Company expects healthy sales growth in 2017 after sharp fall in profits last year
Swatch Group has spotted an end to the sharp downturn in the Swiss replica watches industry after sales fell more than 10 per cent last year and net profit almost halved.
The company, whose brands include replica Omega and Blancpain as well as mass market Swatch products, said on Thursday that the final two months of 2016 and the start of 2017 had seen “very good growth” in fake watches and jewellery revenues, especially in mainland China. Swatch expected “healthy growth” in sales in local currencies in 2017, it added.
Swatch reported net profit had fallen 47 per cent to SFr593m last year, while sales dropped 11 per cent to SFr7.55bn. The “poor” figures reflected “what was happening in the industry last year”, said Jon Cox, analyst at Kepler Cheuvreux.
In 2016, Swiss watchmakers had their worst year since the global financial crisis, with exports falling 10 per cent, largely as a result of weakness in Hong Kong and the US, the industry’s two biggest markets. Sales to Chinese buyers have been hit in recent years by a corruption clampdown in the country, while consumer spending on luxury goods in Europe has been damped by terrorist attacks.

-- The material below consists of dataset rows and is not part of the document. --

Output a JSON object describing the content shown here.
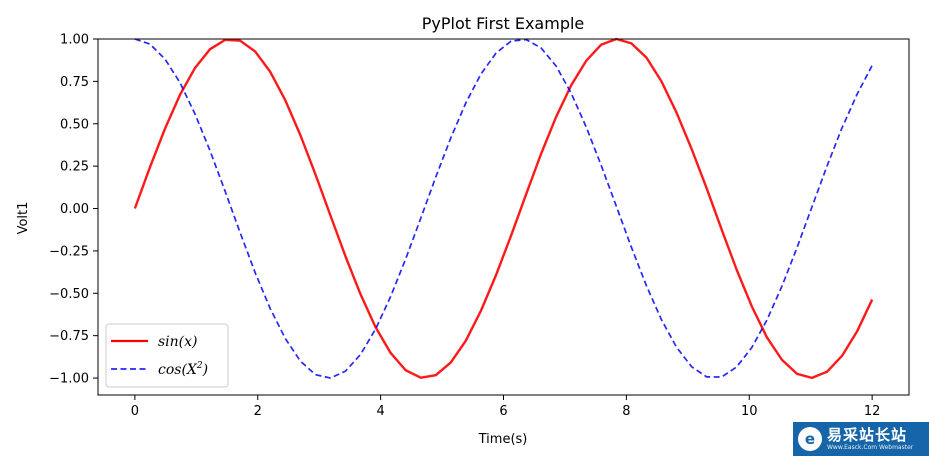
{
  "chart_data": {
    "type": "line",
    "title": "PyPlot First Example",
    "xlabel": "Time(s)",
    "ylabel": "Volt1",
    "xlim": [
      -0.6,
      12.6
    ],
    "ylim": [
      -1.1,
      1.0
    ],
    "xticks": [
      0,
      2,
      4,
      6,
      8,
      10,
      12
    ],
    "xtick_labels": [
      "0",
      "2",
      "4",
      "6",
      "8",
      "10",
      "12"
    ],
    "yticks": [
      1.0,
      0.75,
      0.5,
      0.25,
      0.0,
      -0.25,
      -0.5,
      -0.75,
      -1.0
    ],
    "ytick_labels": [
      "1.00",
      "0.75",
      "0.50",
      "0.25",
      "0.00",
      "−0.25",
      "−0.50",
      "−0.75",
      "−1.00"
    ],
    "grid": false,
    "legend_position": "lower-left",
    "series": [
      {
        "name": "sin(x)",
        "legend_label": "sin(x)",
        "color": "#ff0000",
        "style": "solid",
        "x": [
          0.0,
          0.245,
          0.49,
          0.735,
          0.98,
          1.224,
          1.469,
          1.714,
          1.959,
          2.204,
          2.449,
          2.694,
          2.939,
          3.184,
          3.429,
          3.673,
          3.918,
          4.163,
          4.408,
          4.653,
          4.898,
          5.143,
          5.388,
          5.633,
          5.878,
          6.122,
          6.367,
          6.612,
          6.857,
          7.102,
          7.347,
          7.592,
          7.837,
          8.082,
          8.327,
          8.571,
          8.816,
          9.061,
          9.306,
          9.551,
          9.796,
          10.041,
          10.286,
          10.531,
          10.776,
          11.02,
          11.265,
          11.51,
          11.755,
          12.0
        ],
        "y": [
          0.0,
          0.243,
          0.471,
          0.671,
          0.83,
          0.94,
          0.995,
          0.99,
          0.926,
          0.806,
          0.638,
          0.433,
          0.202,
          -0.042,
          -0.283,
          -0.506,
          -0.7,
          -0.852,
          -0.954,
          -0.998,
          -0.983,
          -0.908,
          -0.779,
          -0.603,
          -0.393,
          -0.161,
          0.083,
          0.323,
          0.541,
          0.727,
          0.872,
          0.967,
          1.0,
          0.974,
          0.89,
          0.75,
          0.566,
          0.352,
          0.12,
          -0.124,
          -0.362,
          -0.577,
          -0.759,
          -0.892,
          -0.975,
          -0.999,
          -0.963,
          -0.869,
          -0.725,
          -0.537
        ]
      },
      {
        "name": "cos(X^2)",
        "legend_label": "cos(X",
        "legend_sup": "2",
        "legend_suffix": ")",
        "color": "#0000ff",
        "style": "dashed",
        "x": [
          0.0,
          0.245,
          0.49,
          0.735,
          0.98,
          1.224,
          1.469,
          1.714,
          1.959,
          2.204,
          2.449,
          2.694,
          2.939,
          3.184,
          3.429,
          3.673,
          3.918,
          4.163,
          4.408,
          4.653,
          4.898,
          5.143,
          5.388,
          5.633,
          5.878,
          6.122,
          6.367,
          6.612,
          6.857,
          7.102,
          7.347,
          7.592,
          7.837,
          8.082,
          8.327,
          8.571,
          8.816,
          9.061,
          9.306,
          9.551,
          9.796,
          10.041,
          10.286,
          10.531,
          10.776,
          11.02,
          11.265,
          11.51,
          11.755,
          12.0
        ],
        "y": [
          1.0,
          0.97,
          0.882,
          0.742,
          0.557,
          0.34,
          0.102,
          -0.143,
          -0.379,
          -0.591,
          -0.767,
          -0.9,
          -0.98,
          -1.0,
          -0.959,
          -0.861,
          -0.711,
          -0.519,
          -0.297,
          -0.058,
          0.186,
          0.417,
          0.624,
          0.793,
          0.917,
          0.987,
          0.997,
          0.947,
          0.84,
          0.68,
          0.48,
          0.253,
          0.013,
          -0.229,
          -0.456,
          -0.656,
          -0.818,
          -0.933,
          -0.993,
          -0.994,
          -0.934,
          -0.82,
          -0.659,
          -0.459,
          -0.232,
          0.009,
          0.25,
          0.476,
          0.674,
          0.844
        ]
      }
    ]
  },
  "watermark": {
    "logo_glyph": "e",
    "title": "易采站长站",
    "url": "Www.Easck.Com Webmaster"
  }
}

But Nick Hayek, Swatch chief executive, has argued the downturn does not represent a crisis for the industry — and is largely the result of globetrotting consumers increasingly choosing to buy where prices are cheapest.
“The environment is improving but it is still going to be a choppy year,” said Mr Cox. “If you look at some of the company’s past outlook statements, its comments for ‘healthy local currency growth’ look actually quite cautious.”
In early European trading, Swatch’s shares were down 3 per cent at SFr339.9, reflecting how its 2016 results fell short of analysts’ expectations.
Swatch reported “double-digit” sales in local currency in the UK, after June’s referendum vote to leave the EU sent the pound sharply lower — as well as the cost of luxury replica watches to overseas buyers in London boutiques.
Swatch’s optimistic outlook has meant it has held back from dramatic steps to cut production.
On Thursday it said a reduction of 600 to 35,700 in its workforce last year was “solely due to normal fluctuations”.
By contrast Richemont, a rival Swiss luxury goods group, has cut jobs and sought to reduce inventories by buying back stock and destroying it.
Johann Rupert, Richemont’s wealthy founder, has also responded to the downturn by overhauling the group’s leadership structure.
Swatch said sales in Hong Kong had normalised in recent months, while demand in mainland China had picked up.
Other Asian markets had also recovered, while the Middle East had recorded “double-digit growth”. Swatch’s expectation of “healthy growth” in local currencies in 2017 applied to the US and Europe, it said.